Se é verdade que na atribuição da competência para exercer a acção penal deve considerar-se incluída a actividade de direcção da investigação preliminar, enquanto conjunto de diligências que visam apurar a existência de um crime, determinar os seus agentes, a responsabilidade deles e descobrir e recolher provas, em ordem à decisão sobre a acusação (vide, neste sentido, José Lobo Moutinho, em “Constituição Portuguesa Anotada”, vol. III, pág. 218, da ed. de 2007, da Coimbra Editora, e Paulo Dá Mesquita, em “Processo Penal, prova e sistema judiciário”, pág. 218 e 226-227, da ed. de 2010, da Coimbra Editora/Wolters Kluver), suscitam-se algumas dúvidas sobre se essa competência é necessariamente exclusiva, e se, portanto, é possível falar-se, nesse domínio, numa função constitucionalmente reservada ao Ministério Público.

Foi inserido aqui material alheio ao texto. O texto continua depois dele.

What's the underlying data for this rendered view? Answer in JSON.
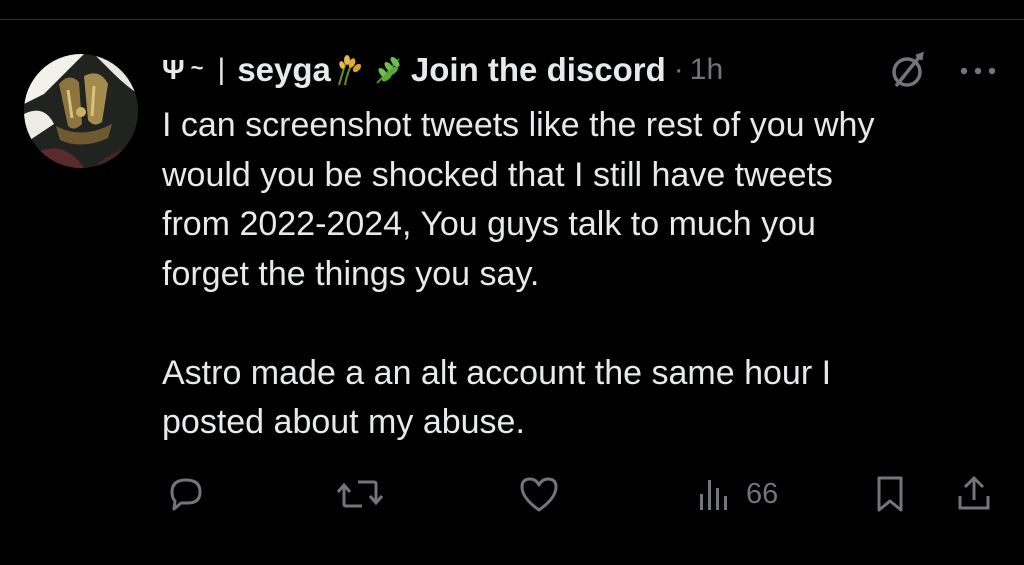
{
  "post": {
    "display_name": "seyga",
    "name_prefix_glyph": "Ψ",
    "name_prefix_mark": "~",
    "separator": "|",
    "bio_text": "Join the discord",
    "dot": "·",
    "time": "1h",
    "body": "I can screenshot tweets like the rest of you why\nwould you be shocked that I still have tweets\nfrom 2022-2024, You guys talk to much you\nforget the things you say.\n\nAstro made a an alt account the same hour I\nposted about my abuse.",
    "icons": {
      "emoji_1": "rice-sheaf-icon",
      "emoji_2": "herb-icon",
      "grok": "grok-icon",
      "more": "more-icon"
    }
  },
  "actions": {
    "views": "66",
    "icons": [
      "reply-icon",
      "repost-icon",
      "like-icon",
      "views-icon",
      "bookmark-icon",
      "share-icon"
    ]
  },
  "colors": {
    "background": "#000000",
    "text": "#e7e9ea",
    "muted": "#71767b",
    "divider": "#2f3336"
  }
}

Esta questão, pese embora a sua importância, não é, contudo, decisiva para a solução do presente recurso, uma vez que, mesmo admitindo a existência dessa reserva, a intervenção do juiz de instrução criminal aqui em causa, atenta à matéria a decidir, revela-se com ela compatível, como se irá demonstrar.
Se a intenção original da Constituição de 1976 foi a de atribuir exclusivamente a um juiz a direcção da investigação preliminar à acusação (vide o DAC, n.º 38, de 28 de Agosto de 1975, pág. 1049-1052), as dificuldades práticas de aplicar integralmente esta exigência (sinais dessas dificuldades foram os sucessivos diplomas que procuravam soluções para colmatar a falta de juízes para assegurar essa nova competência, como os Decretos-Lei n.º 321/76, de 4 de Maio, n.º 618/76, de 27 de Julho, n.º 354/77, de 30 de Agosto, e n.º 377/77, de 6 de Setembro) e as discussões sobre a constitucionalidade da figura do inquérito preliminar sob a direcção do Ministério Público, entretanto criado pelo Decreto-Lei n.º 605/75, de 3 de Novembro, e alterado pelo Decreto-Lei n.º 377/77, de 6 de Setembro (vide, Rui Pinheiro/Artur Maurício, em “Constituição e o Processo Penal”, pág. 35-88, da 2.ª ed., do Rei dos Livros, Germano Marques da Silva, em “Da inconstitucionalidade do inquérito preliminar”, na Scientia Iuridica, tomo XXI, pág. 325, João Castro e Sousa, em “A tramitação do processo penal”, pág. 163-169, da ed. de 1983, da Coimbra Editora, e os Pareceres da Comissão Constitucional n.º 6, de 5 de Maio de 1977, n.º 39, de 6 de Outubro de 1977, e n.º 49, de 23 de Novembro de 1977, publicados em “Pareceres da Comissão Constitucional”, respectivamente nos vol. 1 e 4) conduziram a que na 1.ª Revisão Constitucional de 1982 se reformulasse o texto do artigo 32.º, n.º 4, passando a nova redacção a facilitar uma leitura que restringisse essa exigência a uma fase instrutória facultativa, sob a égide do contraditório, posterior a um inquérito investigatório, onde apenas seria necessário que um juiz interviesse nos actos instrutórios que se prendessem directamente com direitos fundamentais, conferindo ao legislador ordinário inteira liberdade para atribuir a outra entidade a direcção da investigação que precede a dedução da acusação (foi esta leitura que efectuaram, entre outros, os Acórdãos deste Tribunal n.º 7/87, em ATC, 9.º vol., pág. 7, n.º 23/90, em 15.º vol., pág. 119, n.º 334/94, no BMJ n.º 436, pág. 96), n.º 517/96, acessível em www.tribunalconstitucional.pt, n.º 610/96, em ATC, 33.º vol, pág. 841, n.º 694/96, acessível em www.tribunalconstitucional.pt, n.º 581/00, em ATC, 48.º vol., pág. 587, e 395/04, em ATC, 59.º vol., pág. 595).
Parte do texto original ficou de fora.